A Placentia rail project, whose director has been criticized by community activists for the size of his salary, is seeking an emergency loan of $11.8 million from the Orange County Transportation Authority to keep the project from going broke.

Representatives of OnTrac, the small government agency spearheading the project, requested the money this week, saying it is “desperately needed” to complete a major right-of-way purchase and keep construction going along a five-mile rail corridor through south Placentia.

The agency is “experiencing an emergency funding problem” because of the state budget crisis and the inability to get more financial support from the California Transportation Commission, OnTrac officials told OCTA.

“Without this money, the project is on hold,” said Placentia City Councilman Scott Brady, who is also an OnTrac board member.


The financial pinch has prompted community activists to question how well OnTrac has been managed and whether it was a good idea to move forward with right-of-way purchases and major construction after potential cuts in state transportation spending were announced late last year.

OnTrac spent money it simply did not have, critics say, and has now put the project at risk.

“They waited for the rail fairies to show up with the money, but they failed to consider the very real consequences if the money did not show up,” said Craig Green, a city activist and member of Citizens for a Better Placentia.

The project, which has been underway since the late 1990s, is designed to improve the speed and safety of rail traffic by building crossings at busy streets and placing tracks below ground level in a concrete trench. The project also is viewed as a way to accommodate the dramatic growth in cargo moving to and from the ports of Los Angeles and Long Beach.

OnTrac has received about $16 million of $28 million earmarked for it by a state program. The balance might not be forthcoming for at least a year because of the state’s giant budget gap.

The situation is especially urgent, OnTrac officials say, because they have negotiated a $5.57-million deal through eminent domain proceedings to buy Office Depot’s property on Placentia Avenue. The company moved the store to Fullerton four months ago to make way for a new crossing.

The deal was reached while cuts in state transportation funds loomed. Brady said OnTrac needs the loan from OCTA to complete the Office Depot acquisition or face legal problems.

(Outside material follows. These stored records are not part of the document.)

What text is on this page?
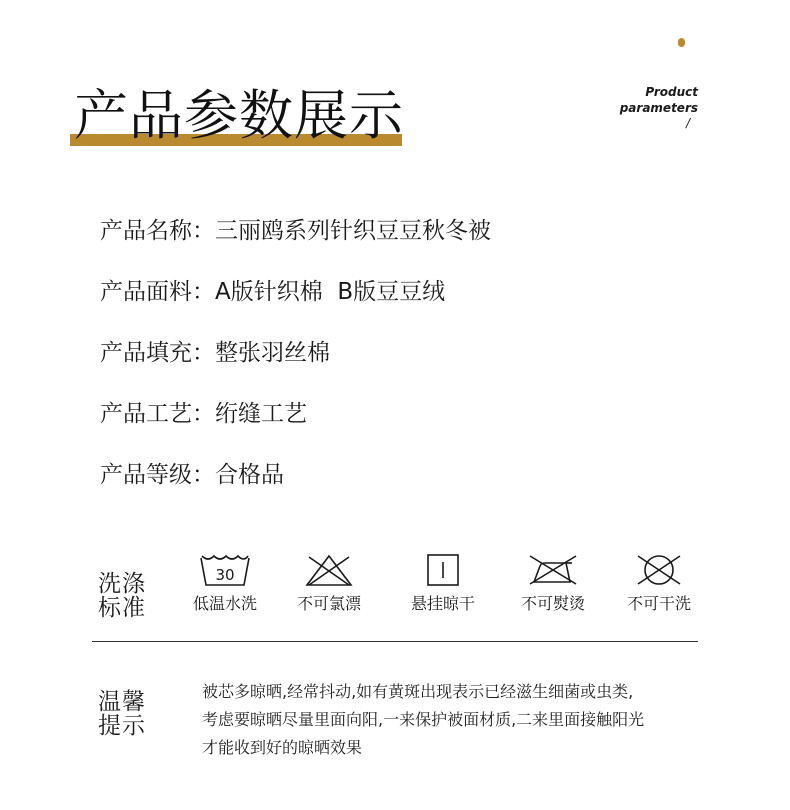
Product
parameters
/
产品参数展示
产品名称：三丽鸥系列针织豆豆秋冬被
产品面料：A版针织棉  B版豆豆绒
产品填充：整张羽丝棉
产品工艺：绗缝工艺
产品等级：合格品
洗涤
标准
30
低温水洗	不可氯漂	悬挂晾干	不可熨烫	不可干洗
温馨
提示
被芯多晾晒,经常抖动,如有黄斑出现表示已经滋生细菌或虫类,
考虑要晾晒尽量里面向阳,一来保护被面材质,二来里面接触阳光
才能收到好的晾晒效果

During an OCTA committee hearing Monday, member and county Supervisor Chris Norby said he is concerned about the salary of Christopher Becker, the project’s executive director. Becker, Placentia’s former public works director, was hired as a consultant to run OnTrac.


Last fiscal year, his earnings were about $500,000, counting his public works pay and consultancy, according to city records, making him one of the state’s highest-paid transit officials. His contract was renegotiated downward in March, but he still has the potential to make almost $300,000 a year, plus 15% of consulting contracts for the project.

Becker has defended his salary, saying he has been an integral part of the project since its beginning and has developed expertise in dealing with the railroad companies.